Sen. Betty Boyd will finally see a bill become law today that she’s worked for four years to get passed. Gov. Ritter will sign Senate Bill 60, which requires hospitals to give sexual assault victims information about emergency contraception. Boyd has introduced similar measures in past years, but the closest such a bill came to becoming law was in 2005, when former Gov. Bill Owens vetoed it.
SB 60 also requires pharmacies that don’t have EC in stock to post a prominent sign saying so, thus saving women valuable time waiting in line. EC can prevent pregnancy if taken within 72 hours of unprotected sex – though the sooner the better.
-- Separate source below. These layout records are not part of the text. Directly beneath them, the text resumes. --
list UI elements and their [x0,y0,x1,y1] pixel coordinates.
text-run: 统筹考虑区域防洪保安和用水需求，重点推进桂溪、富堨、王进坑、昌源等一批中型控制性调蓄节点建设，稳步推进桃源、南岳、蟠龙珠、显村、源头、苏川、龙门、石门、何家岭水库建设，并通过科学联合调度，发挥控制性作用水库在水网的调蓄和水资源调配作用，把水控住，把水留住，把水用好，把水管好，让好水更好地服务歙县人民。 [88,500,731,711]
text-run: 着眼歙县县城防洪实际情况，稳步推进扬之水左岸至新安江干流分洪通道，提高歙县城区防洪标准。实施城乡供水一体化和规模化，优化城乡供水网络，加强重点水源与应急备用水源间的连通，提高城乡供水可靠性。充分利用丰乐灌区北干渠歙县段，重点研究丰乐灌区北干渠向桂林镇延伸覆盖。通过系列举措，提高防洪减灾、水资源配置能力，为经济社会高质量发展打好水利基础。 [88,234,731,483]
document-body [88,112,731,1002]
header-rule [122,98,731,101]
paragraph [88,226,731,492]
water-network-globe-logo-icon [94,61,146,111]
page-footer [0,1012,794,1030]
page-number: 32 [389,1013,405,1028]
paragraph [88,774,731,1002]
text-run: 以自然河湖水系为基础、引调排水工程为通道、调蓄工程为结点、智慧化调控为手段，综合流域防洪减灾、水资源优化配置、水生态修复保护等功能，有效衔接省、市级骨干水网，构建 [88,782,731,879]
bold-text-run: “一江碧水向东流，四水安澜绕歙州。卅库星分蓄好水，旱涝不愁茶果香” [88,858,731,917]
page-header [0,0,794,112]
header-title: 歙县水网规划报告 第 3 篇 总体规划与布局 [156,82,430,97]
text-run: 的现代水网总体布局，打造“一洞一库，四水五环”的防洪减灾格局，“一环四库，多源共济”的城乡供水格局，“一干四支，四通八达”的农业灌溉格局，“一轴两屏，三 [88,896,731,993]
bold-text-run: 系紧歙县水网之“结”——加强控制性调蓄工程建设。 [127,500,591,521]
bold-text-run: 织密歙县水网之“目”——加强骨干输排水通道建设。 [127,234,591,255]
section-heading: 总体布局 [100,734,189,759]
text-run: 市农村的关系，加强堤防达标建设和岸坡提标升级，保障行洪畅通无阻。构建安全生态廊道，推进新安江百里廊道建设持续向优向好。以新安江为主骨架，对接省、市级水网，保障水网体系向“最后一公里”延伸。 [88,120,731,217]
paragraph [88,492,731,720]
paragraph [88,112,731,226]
EC can be dispensed at pharmacies without a prescription, but a Colorado Confidential investigation in November found that many pharmacies don’t stock it. Availability seemed to be most limited in rural areas and Colorado Springs. Catholic hospitals have objected to similar measures in past years, but SB 60 includes a right for hospital workers who object on moral grounds to opt out. All hospitals, however, would still have to find someone on staff who would talk to victims about EC.
The Senate passed the bill Jan. 30 by a vote of 25-10, and the House passed it Feb. 14 on a vote of 56-9. Rep. Anne McGihon is the sponsor in the House.
Once signed by the governor, the bill will go into effect immediately.